The Swedish researchers found in their sample of 540 children in a pediatric hospital ward, that the new bocavirus was responsible for 17 of the cases.

Tobias Allander of the Karolinska Institute in Stockholm and colleagues, say that lower respiratory tract infection is a leading cause for hospitalization of infants and young children, and the most important viral agent in this group of patients is respiratory syncytial virus (RSV).

Other important agents are apparently the influenza viruses, parainfluenza viruses, adenoviruses, rhinoviruses, coronaviruses, and human metapneumovirus.

However according to the researchers, the causes of between 12 percent and 39 percent of these serious infections are never identified.

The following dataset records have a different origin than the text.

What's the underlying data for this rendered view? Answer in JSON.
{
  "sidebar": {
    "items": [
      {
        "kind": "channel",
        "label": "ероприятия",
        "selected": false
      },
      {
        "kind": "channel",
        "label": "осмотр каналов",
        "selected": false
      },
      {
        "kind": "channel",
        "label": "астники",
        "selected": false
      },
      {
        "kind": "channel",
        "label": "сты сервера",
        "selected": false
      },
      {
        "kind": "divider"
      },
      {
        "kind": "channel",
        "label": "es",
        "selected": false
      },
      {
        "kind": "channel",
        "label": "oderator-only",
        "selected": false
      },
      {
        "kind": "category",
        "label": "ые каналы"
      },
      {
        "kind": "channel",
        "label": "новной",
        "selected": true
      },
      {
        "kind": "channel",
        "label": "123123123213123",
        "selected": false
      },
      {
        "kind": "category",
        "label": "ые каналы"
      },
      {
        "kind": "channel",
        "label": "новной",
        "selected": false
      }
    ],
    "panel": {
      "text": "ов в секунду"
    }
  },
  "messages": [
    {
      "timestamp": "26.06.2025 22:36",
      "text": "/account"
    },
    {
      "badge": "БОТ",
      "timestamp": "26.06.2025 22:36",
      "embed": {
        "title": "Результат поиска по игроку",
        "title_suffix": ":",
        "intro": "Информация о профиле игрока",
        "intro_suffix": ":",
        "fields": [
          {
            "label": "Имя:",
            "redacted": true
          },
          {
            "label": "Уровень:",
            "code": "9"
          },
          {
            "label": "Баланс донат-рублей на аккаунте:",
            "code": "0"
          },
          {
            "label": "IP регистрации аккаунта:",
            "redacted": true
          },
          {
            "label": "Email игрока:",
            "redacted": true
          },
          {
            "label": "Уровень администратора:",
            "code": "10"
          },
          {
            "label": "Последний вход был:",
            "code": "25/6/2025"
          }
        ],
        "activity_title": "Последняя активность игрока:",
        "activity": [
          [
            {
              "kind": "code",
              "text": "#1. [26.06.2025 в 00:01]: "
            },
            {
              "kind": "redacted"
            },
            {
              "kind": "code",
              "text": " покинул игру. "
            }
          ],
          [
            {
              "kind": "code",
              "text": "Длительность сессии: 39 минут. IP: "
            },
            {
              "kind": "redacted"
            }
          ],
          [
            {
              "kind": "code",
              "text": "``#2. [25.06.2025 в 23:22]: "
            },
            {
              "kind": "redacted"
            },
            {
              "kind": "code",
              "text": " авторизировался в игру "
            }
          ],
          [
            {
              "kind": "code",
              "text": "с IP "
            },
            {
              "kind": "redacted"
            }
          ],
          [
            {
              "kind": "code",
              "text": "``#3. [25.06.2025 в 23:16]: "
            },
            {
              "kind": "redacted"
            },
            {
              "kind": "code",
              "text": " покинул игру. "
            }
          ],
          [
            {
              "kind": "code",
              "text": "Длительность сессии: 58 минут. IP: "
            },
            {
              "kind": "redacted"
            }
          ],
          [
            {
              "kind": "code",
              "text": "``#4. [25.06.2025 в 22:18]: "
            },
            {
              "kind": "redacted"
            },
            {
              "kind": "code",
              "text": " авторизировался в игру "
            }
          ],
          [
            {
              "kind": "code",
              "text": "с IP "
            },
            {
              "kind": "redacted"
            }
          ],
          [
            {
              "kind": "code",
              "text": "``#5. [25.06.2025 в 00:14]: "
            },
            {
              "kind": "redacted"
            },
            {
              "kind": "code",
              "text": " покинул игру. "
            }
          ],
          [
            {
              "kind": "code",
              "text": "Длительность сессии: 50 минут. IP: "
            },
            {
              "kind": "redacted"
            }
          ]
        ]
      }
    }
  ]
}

Janice Louie of the California Department of Health Services, Lawrence Drew of the University of California, San Francisco and colleagues, in the second study checked patients reporting to the hospital with flulike illness including "unspecified upper respiratory infection," acute bronchitis, sinus infections and pneumonia.

They found that they could only identify a virus in 103, or 39 percent, of the patients. These included influenza A or B in 54 patients, picornavirus in 28, RSV in 12, human metapneumovirus in four and human coronavirus OC43 in two patients.

The Swedish study is published in the current issue of the Proceedings of the National Academy of Sciences.